Less celebrated are Strauss’s chamber works. Looking at his early output, however, we find a host of small-scale instrumental compositions, including piano trios, miniatures for violin and piano, quartet movements, a completed String Quartet in A major Op. 2 from 1880, the Sonata in F major for cello and piano Op. 6, written between 1880 and 1883, and the Piano Quartet in C minor Op. 13, completed the following year. The Violin Sonata Op. 18, his next catalogued chamber work, dates from 1887, the year Strauss completed Aus Italien and began work on his first opera, Guntram, thereby announcing the genre that would dominate the rest of his career.

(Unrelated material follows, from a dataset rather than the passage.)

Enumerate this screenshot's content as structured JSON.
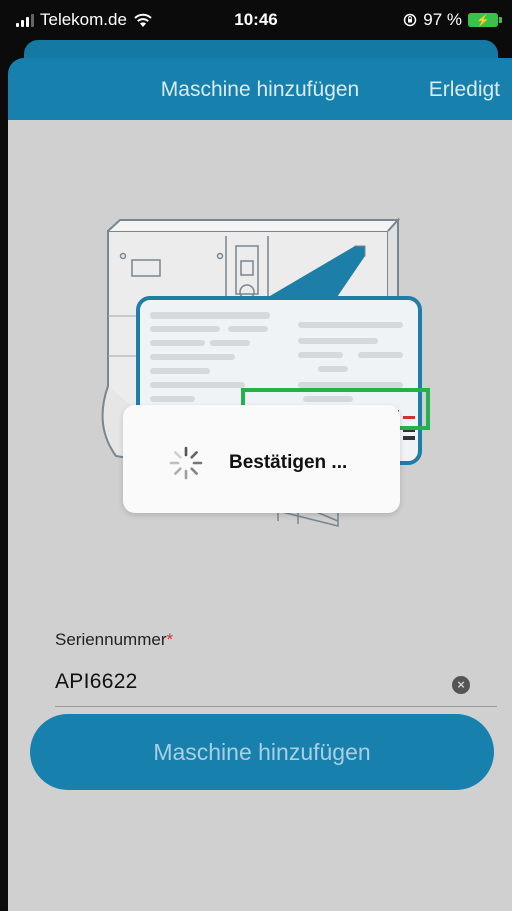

And yet the Violin Sonata is not so easily dismissed, as the piano declaims, with great panache, at the start of the first movement. The violin’s response is, at first, more introverted, though we are soon launched into the drama proper of this sonata-form Allegro. The piano sets the rhapsodic tone for a narrative that moves through various tonal centers and has the melodic honors being shared equally between the two players. It is a rising motif from the violin, however, that lends the movement its impassioned tone, a prequel, perhaps, to Ein Heldenleben or the audacious climaxes of many of Strauss’s later operas.

The second (ternary-form) movement proves more tranquil, even melancholy at times, its aching melody showing kinship with Strauss’s lieder and, again, his works for the stage, albeit in their more touching moments. The second section is less formal—Strauss published this movement separately under the title of “Improvisation” —as shorter phrases come to characterize the interactions between the players. Rumblings in the piano suggest that something more stirring is at foot and when the initial melody returns, its melancholy has been transformed. Shadows linger in the introduction to the third and final movement, though these are only brief. Instead, the finale bounds off in another courageous caper, speaking of the breathless melodies and quasi-orchestral accompaniments of the Sonata as a whole and providing a perfect distillation of Strauss’s style, albeit heard in unfamiliar, chamber-like circumstances.